Imperio de luz

Crítica de José Tripodero - A Sala Llena

CINE Y CASTIGO

Pocas alusiones o frases prefabricadas son más horrorosas que “una carta de amor al cine”, la cual puede entenderse en términos de una reacción casi natural provocada por un mecanismo artero para activar los reflejos lacrimógenos. Tras una larga filmografía, no era de extrañar que Sam Mendes aterrizara en el casillero del “cine sobre el cine”. En los planos iniciales lo que se ve es cómo se encienden las luces de diferentes sectores de un cine en una pequeña localidad costera de Inglaterra durante la década de 1980, en plena era de Margaret Thatcher y el trasfondo de una economía recesiva. Este montaje de pequeñas postales también dice mucho de un Mendes que retorna a la quietud y a la intimidad, después de dos películas de James Bond y una película bélica filmada en “plano secuencia”.

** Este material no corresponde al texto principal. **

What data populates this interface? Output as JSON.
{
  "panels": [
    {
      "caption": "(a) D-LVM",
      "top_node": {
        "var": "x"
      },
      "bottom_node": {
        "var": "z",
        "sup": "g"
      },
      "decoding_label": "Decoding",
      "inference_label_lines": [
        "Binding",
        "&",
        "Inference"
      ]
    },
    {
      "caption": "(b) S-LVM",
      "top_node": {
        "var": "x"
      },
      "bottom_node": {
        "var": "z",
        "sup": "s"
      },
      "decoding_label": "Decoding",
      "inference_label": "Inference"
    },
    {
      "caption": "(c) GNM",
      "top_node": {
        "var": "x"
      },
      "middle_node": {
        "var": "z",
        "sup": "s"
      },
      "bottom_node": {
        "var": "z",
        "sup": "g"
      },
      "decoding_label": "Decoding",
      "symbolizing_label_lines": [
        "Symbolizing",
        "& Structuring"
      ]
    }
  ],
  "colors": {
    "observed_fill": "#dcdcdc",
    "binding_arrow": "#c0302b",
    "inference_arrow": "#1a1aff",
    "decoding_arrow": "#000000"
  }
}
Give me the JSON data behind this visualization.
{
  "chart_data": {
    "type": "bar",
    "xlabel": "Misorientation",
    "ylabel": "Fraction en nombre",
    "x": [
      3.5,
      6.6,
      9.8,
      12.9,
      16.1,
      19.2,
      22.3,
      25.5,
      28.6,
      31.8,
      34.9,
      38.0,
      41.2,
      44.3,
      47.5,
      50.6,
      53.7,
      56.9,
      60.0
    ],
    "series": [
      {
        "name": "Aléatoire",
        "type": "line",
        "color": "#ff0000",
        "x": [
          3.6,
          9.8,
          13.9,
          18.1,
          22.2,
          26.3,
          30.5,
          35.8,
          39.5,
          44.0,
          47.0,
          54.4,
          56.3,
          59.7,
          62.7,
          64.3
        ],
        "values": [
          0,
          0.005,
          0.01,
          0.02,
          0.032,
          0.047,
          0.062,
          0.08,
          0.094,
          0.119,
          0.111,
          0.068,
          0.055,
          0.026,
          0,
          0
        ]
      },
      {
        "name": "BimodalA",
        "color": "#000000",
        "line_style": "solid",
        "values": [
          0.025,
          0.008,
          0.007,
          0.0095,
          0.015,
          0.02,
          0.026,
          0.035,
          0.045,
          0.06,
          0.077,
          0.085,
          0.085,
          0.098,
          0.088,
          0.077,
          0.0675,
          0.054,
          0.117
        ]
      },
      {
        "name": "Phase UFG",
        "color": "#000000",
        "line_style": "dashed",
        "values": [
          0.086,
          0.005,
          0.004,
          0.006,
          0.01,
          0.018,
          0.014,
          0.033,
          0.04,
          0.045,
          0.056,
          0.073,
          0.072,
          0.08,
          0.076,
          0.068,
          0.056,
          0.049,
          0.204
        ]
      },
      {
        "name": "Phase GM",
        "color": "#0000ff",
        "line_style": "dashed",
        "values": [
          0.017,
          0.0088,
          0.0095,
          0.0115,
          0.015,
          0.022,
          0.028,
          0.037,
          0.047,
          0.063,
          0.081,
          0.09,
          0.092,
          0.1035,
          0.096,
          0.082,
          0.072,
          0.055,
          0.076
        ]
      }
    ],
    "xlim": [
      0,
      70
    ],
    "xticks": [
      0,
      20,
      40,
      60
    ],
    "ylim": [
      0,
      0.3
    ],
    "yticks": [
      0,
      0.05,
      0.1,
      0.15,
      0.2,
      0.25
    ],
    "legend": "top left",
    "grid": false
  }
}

La cuota nostálgica es parte de un rompecabezas que el director arma, más como parte de una moda -paradójicamente- que por un fundamento sostenido en una estructura dramática. Incluso dentro de la propia historia se respira el aire de un pasado mejor. Hilary (Olivia Colman) es la gerenta del Empire, una sala de cine que tiene sus parroquianos y pocos espectadores espontáneos. Ella debe la exclusividad de su tiempo al trabajo, a modo de escape de una condición mental que la recluye socialmente. Entre los personajes que la rodean están un jefe tóxico (interpretado por Colin Firth) y el hacedor de la magia, el proyeccionista (encarnado por Toby Jones). De él brotan las frases procesadas, y no por ello menos esperadas, que hablan de como el público va al cine para huir de la realidad. El quiebre de la rutina en la vida de Hilary lo introduce Stephen (Michael Ward), un joven negro que se incorpora al staff. La revolución dentro de su rutina no es solo laboral; también se presenta una fibra sentimental que sucumbe al cimbronazo. Las condiciones están dadas para un melodrama que tiene al cine como telón de fondo, y a Mendes no se le ocurrió mejor idea que adobarle a una historia de amor que ya tiene age gap, el conflicto racista en términos históricos de un espejo: el pasado se repite o, mejor dicho, persiste en nuestros tiempos.

Para el director de Belleza americana todos los temas planteados son importantes y necesarios, y la manera de presentarlos -como si no fuera suficiente- es a través de atajos. “El cine es un escape de la realidad”, esto se dice una y otra vez de diferentes maneras, no solo por diálogos sino también con referencias a películas. La prolijidad del relato, que se extiende a base de pisar cuidadosamente cada momento como baldosa en la lluvia, se descascara al arrojar a Hilary -su principal figura y luz verdadera- a un espectáculo denigrante en la escena de su colapso durante una premiere de Carrozas de fuego en el Empire. En el único momento de desmarque con respecto a las convenciones, costumbres y referencias más obvias (el olor a Cinema Paradiso ronda las dos largas horas), todo se direcciona a la crueldad más gratuita. Imperio de luz tiene la pretensión de ser correctísima, e incluso en la idea de castigo a su protagonista cae en la trampa, al intentar una prolijidad dentro del concepto de “dibujo libre” que supone poner a una actriz a escupir verdades en modo de soliloquio. Ni así pudo conmover Sam Mendes -al menos esta vez- a la Academia, que solo nominó a esta película en la categoría de mejor fotografía.